3.5 Overview of RAID 10 and its use cases


RAID 1+0 is also known as RAID 10 (Ten) or RAID 1/0. RAID 1+0 is also called striped mirror. It is a hybrid of RAID 1 (mirror sets) and RAID 0 (stripe sets). The objective of this RAID type is to combine both striping and mirroring techniques to get both the protection and performance of RAID 0 and RAID 1.


The basic concept of RAID 1+0 is a mirrored pair, which means that data is first mirrored and then both copies of the data are striped across multiple disk drive pairs in a RAID set.   



RAID 10

When replacing a failed drive, only the mirror is rebuilt. In other words, the storage system controller uses the surviving drive in the mirrored pair for data recovery and continuous operation. 

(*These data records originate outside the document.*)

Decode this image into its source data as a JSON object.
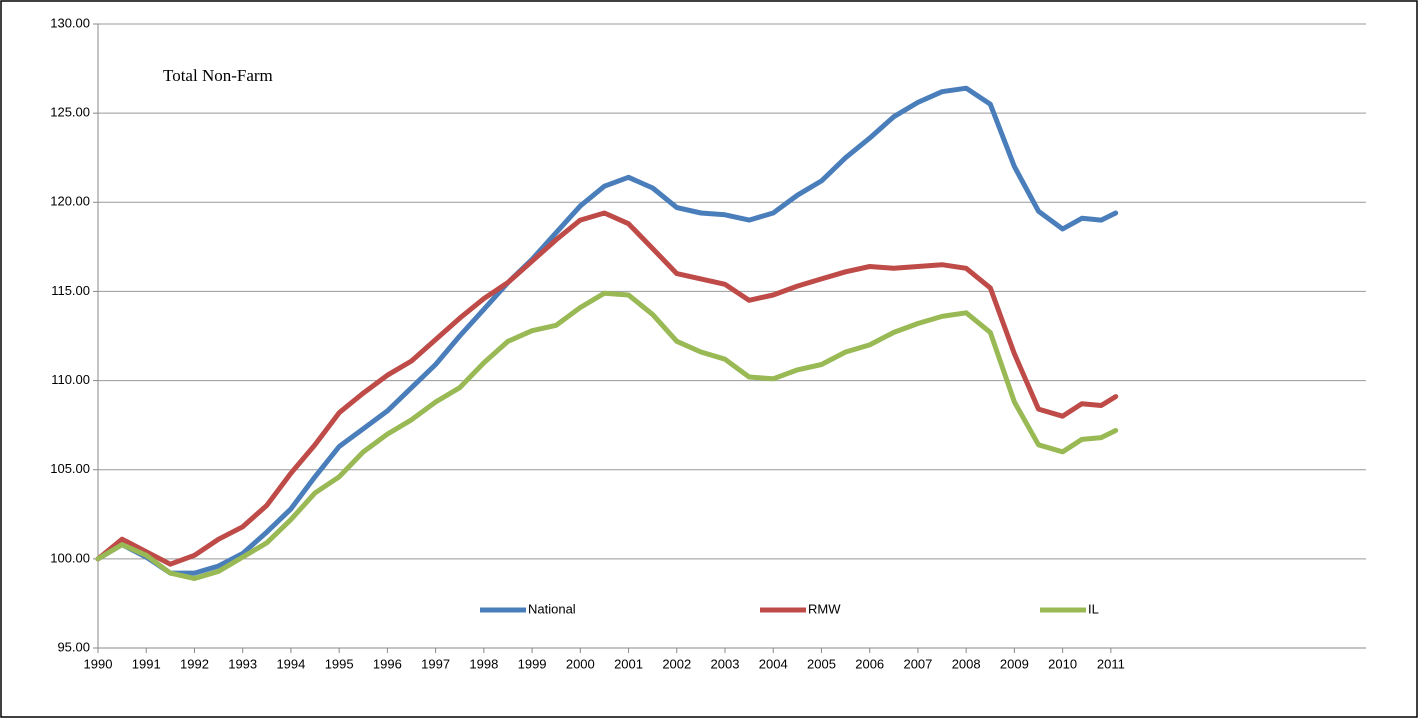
{
  "chart_data": {
    "type": "line",
    "title": "Total Non-Farm",
    "x": [
      1990,
      1990.5,
      1991,
      1991.5,
      1992,
      1992.5,
      1993,
      1993.5,
      1994,
      1994.5,
      1995,
      1995.5,
      1996,
      1996.5,
      1997,
      1997.5,
      1998,
      1998.5,
      1999,
      1999.5,
      2000,
      2000.5,
      2001,
      2001.5,
      2002,
      2002.5,
      2003,
      2003.5,
      2004,
      2004.5,
      2005,
      2005.5,
      2006,
      2006.5,
      2007,
      2007.5,
      2008,
      2008.5,
      2009,
      2009.5,
      2010,
      2010.4,
      2010.8,
      2011.1
    ],
    "series": [
      {
        "name": "National",
        "color": "#4a7ebb",
        "values": [
          100,
          100.8,
          100.1,
          99.2,
          99.2,
          99.6,
          100.3,
          101.5,
          102.8,
          104.6,
          106.3,
          107.3,
          108.3,
          109.6,
          110.9,
          112.5,
          114.0,
          115.5,
          116.8,
          118.3,
          119.8,
          120.9,
          121.4,
          120.8,
          119.7,
          119.4,
          119.3,
          119.0,
          119.4,
          120.4,
          121.2,
          122.5,
          123.6,
          124.8,
          125.6,
          126.2,
          126.4,
          125.5,
          122.0,
          119.5,
          118.5,
          119.1,
          119.0,
          119.4
        ]
      },
      {
        "name": "RMW",
        "color": "#be4b48",
        "values": [
          100,
          101.1,
          100.4,
          99.7,
          100.2,
          101.1,
          101.8,
          103.0,
          104.8,
          106.4,
          108.2,
          109.3,
          110.3,
          111.1,
          112.3,
          113.5,
          114.6,
          115.5,
          116.7,
          117.9,
          119.0,
          119.4,
          118.8,
          117.4,
          116.0,
          115.7,
          115.4,
          114.5,
          114.8,
          115.3,
          115.7,
          116.1,
          116.4,
          116.3,
          116.4,
          116.5,
          116.3,
          115.2,
          111.5,
          108.4,
          108.0,
          108.7,
          108.6,
          109.1
        ]
      },
      {
        "name": "IL",
        "color": "#98b954",
        "values": [
          100,
          100.8,
          100.2,
          99.2,
          98.9,
          99.3,
          100.1,
          100.9,
          102.2,
          103.7,
          104.6,
          106.0,
          107.0,
          107.8,
          108.8,
          109.6,
          111.0,
          112.2,
          112.8,
          113.1,
          114.1,
          114.9,
          114.8,
          113.7,
          112.2,
          111.6,
          111.2,
          110.2,
          110.1,
          110.6,
          110.9,
          111.6,
          112.0,
          112.7,
          113.2,
          113.6,
          113.8,
          112.7,
          108.8,
          106.4,
          106.0,
          106.7,
          106.8,
          107.2
        ]
      }
    ],
    "xlim": [
      1990,
      2016.29
    ],
    "xticks": [
      1990,
      1991,
      1992,
      1993,
      1994,
      1995,
      1996,
      1997,
      1998,
      1999,
      2000,
      2001,
      2002,
      2003,
      2004,
      2005,
      2006,
      2007,
      2008,
      2009,
      2010,
      2011
    ],
    "ylim": [
      95,
      130
    ],
    "yticks": [
      {
        "value": 95,
        "label": "95.00"
      },
      {
        "value": 100,
        "label": "100.00"
      },
      {
        "value": 105,
        "label": "105.00"
      },
      {
        "value": 110,
        "label": "110.00"
      },
      {
        "value": 115,
        "label": "115.00"
      },
      {
        "value": 120,
        "label": "120.00"
      },
      {
        "value": 125,
        "label": "125.00"
      },
      {
        "value": 130,
        "label": "130.00"
      }
    ],
    "grid": true
  }
}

Also Read: Overview of RAID 0 and its use cases

Data from the surviving disk is copied to the replacement disk. Most data centers require data redundancy and performance from their RAID arrays. RAID 1+0 combines the performance benefits of RAID 0 with the redundancy benefits of RAID 1. It uses mirroring and striping techniques and combines their benefits. This RAID type requires an even number of disks and the minimum is four.

RAID 10 and RAID 01 are not the same, and people often get confused the two . You
always want RAID 10 rather than RAID 01. The technical difference is that RAID 01 first
creates two stripe sets and then creates a mirror between them. The major concern with
RAID 01 is that it is more prone to data loss than RAID 10.

RAID 10 Use Cases

Choose RAID 10 if the capacity overhead can be affordable which comes with RAID 1, then RAID 10 potentially offers the best mix of performance and protection available from the traditional levels. 

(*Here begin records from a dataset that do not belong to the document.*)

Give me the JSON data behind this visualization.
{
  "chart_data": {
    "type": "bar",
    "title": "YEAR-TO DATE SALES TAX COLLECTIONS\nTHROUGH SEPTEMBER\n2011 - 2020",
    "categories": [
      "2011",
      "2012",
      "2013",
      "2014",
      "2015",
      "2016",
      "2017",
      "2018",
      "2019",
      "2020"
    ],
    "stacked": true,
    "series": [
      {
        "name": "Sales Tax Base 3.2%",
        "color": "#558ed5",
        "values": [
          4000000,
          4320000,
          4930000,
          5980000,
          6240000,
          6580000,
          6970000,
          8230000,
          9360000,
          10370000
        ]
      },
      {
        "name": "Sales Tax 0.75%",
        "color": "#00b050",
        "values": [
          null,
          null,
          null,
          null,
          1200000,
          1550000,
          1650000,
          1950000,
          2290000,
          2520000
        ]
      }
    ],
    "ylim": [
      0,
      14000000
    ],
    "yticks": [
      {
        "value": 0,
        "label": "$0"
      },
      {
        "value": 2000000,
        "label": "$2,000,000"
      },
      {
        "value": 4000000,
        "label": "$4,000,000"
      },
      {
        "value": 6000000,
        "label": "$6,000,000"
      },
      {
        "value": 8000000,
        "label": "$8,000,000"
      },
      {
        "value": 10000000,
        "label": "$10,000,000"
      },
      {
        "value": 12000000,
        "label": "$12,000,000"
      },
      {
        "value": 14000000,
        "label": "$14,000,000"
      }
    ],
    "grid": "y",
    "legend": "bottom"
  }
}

Also Read: What is Hot Sparing ?

Advantages

If something goes wrong with one of the disks in a RAID 10 configuration, the rebuild time is very fast since all that is needed is copying all the data from the surviving mirror to a new drive. This can take as little as 30 minutes for drives of  1 TB.

Disadvantages

Half of the storage capacity goes to mirroring, so compared to large RAID 5  or RAID 6 arrays, this is an expensive way to have redundancy.